Once VFIO has that information from userspace, though, do we really need
the whole complicated dance to push it right down into the irqchip layer
just so it can be passed back up again? AFAICS
vfio_msi_set_vector_signal() via VFIO_DEVICE_SET_IRQS already explicitly
rewrites MSI-X vectors, so it seems like it should be pretty
straightforward to override the message address in general at that
level, without the lower layers having to be aware at all, no?
Didn't see that clearly!! It works with a simple following override:
--------------------------------------------------------------------
@@ -497,6 +497,10 @@ static int vfio_msi_set_vector_signal(struct vfio_pci_core_device *vdev,
struct msi_msg msg;
get_cached_msi_msg(irq, &msg);
+ if (vdev->msi_iovas) {
+ msg.address_lo = lower_32_bits(vdev->msi_iovas[vector]);
+ msg.address_hi = upper_32_bits(vdev->msi_iovas[vector]);
+ }
pci_write_msi_msg(irq, &msg);
}
--------------------------------------------------------------------
With that, I think we only need one VFIO change for this part :)
Wow, is that really OK from a layering perspective? The comment is
pretty clear on the intention that this is to resync the irq layer
view of the device with the physical HW.
Editing the msi_msg while doing that resync smells bad.
Also, this is only doing MSI-X, we should include normal MSI as
well. (it probably should have a resync too?)
This was added for a specific IBM HBA that clears the vector table
during a built-in self test, so it's possible the MSI table being in
config space never had the same issue, or we just haven't encountered
it. I don't expect anything else actually requires this.
I'd want Thomas/Marc/Alex to agree.. (please read the cover letter for
context)
It seems suspect to me too. In a sense it is still just synchronizing
the MSI address, but to a different address space.

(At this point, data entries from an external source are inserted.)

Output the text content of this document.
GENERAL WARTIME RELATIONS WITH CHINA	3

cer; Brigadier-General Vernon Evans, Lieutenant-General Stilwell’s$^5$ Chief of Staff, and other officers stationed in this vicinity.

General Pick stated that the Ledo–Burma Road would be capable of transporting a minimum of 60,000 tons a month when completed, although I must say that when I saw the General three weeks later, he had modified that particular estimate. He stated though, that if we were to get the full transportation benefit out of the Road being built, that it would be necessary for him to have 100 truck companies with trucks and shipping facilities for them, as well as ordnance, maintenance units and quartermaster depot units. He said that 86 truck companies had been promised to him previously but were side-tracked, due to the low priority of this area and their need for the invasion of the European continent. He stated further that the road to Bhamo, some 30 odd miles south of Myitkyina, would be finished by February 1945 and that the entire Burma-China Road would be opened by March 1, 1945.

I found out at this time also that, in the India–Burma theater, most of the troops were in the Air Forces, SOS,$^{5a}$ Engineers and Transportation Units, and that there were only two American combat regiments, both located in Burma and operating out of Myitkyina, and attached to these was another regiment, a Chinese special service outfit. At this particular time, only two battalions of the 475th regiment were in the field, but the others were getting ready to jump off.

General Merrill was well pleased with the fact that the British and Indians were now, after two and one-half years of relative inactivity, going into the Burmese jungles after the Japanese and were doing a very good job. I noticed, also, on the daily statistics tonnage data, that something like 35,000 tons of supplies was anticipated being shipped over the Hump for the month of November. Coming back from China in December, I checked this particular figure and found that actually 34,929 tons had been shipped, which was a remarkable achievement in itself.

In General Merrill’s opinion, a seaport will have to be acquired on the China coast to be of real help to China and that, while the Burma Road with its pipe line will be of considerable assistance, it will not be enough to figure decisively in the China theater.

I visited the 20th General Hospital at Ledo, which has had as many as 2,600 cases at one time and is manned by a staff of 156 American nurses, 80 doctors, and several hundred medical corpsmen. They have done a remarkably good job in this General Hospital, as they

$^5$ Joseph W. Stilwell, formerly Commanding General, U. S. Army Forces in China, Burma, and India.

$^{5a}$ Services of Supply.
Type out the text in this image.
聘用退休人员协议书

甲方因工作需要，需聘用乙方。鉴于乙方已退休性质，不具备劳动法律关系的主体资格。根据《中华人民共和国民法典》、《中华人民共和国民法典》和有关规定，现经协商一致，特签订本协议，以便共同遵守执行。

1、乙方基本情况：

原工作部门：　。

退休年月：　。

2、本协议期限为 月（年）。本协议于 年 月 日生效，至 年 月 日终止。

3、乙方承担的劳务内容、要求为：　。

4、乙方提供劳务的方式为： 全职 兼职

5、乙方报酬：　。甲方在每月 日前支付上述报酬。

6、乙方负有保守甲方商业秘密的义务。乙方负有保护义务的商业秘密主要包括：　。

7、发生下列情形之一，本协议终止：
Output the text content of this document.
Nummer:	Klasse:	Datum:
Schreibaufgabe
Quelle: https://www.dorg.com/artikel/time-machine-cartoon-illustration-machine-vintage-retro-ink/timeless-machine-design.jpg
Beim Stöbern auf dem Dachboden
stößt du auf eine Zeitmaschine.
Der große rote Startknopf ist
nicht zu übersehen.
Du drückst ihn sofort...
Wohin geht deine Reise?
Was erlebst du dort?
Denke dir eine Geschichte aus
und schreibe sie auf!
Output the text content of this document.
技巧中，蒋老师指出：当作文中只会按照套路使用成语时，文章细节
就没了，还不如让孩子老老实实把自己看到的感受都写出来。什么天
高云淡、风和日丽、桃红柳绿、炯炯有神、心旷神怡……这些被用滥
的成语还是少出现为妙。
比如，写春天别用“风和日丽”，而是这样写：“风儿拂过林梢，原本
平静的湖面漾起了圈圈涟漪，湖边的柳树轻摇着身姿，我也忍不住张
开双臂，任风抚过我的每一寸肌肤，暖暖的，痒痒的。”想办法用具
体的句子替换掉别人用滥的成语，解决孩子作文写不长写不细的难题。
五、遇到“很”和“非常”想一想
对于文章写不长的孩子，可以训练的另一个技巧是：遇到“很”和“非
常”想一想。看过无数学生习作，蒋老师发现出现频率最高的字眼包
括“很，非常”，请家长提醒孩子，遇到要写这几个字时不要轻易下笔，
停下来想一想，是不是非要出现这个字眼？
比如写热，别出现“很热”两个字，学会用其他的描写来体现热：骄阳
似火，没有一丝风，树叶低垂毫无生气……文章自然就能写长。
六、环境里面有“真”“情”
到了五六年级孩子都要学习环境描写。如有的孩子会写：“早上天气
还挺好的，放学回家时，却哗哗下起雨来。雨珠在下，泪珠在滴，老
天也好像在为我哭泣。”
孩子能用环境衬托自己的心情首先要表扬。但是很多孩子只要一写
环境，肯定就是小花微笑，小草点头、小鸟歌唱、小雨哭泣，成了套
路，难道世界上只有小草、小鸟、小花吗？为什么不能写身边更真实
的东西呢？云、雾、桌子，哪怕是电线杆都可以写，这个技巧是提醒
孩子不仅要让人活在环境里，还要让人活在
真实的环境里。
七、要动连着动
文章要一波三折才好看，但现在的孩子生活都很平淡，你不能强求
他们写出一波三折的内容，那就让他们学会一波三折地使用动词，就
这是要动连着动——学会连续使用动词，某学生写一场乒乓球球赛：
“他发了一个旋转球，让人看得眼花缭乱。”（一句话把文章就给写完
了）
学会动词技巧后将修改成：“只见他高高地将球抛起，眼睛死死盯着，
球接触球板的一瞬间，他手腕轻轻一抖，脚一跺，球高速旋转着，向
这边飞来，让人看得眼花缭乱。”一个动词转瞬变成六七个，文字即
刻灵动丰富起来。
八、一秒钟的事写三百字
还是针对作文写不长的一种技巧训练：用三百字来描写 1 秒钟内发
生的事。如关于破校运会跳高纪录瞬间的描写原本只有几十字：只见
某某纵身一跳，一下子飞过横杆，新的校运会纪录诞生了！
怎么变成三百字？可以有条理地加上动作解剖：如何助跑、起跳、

Is it possible to do this with the existing write_msi_msg callback on
the msi descriptor? For instance we could simply translate the msg
address and call pci_write_msi_msg() (while avoiding an infinite
recursion). Or maybe there should be an xlate_msi_msg callback we can
register. Or I suppose there might be a way to insert an irqchip that
does the translation on write. Thanks,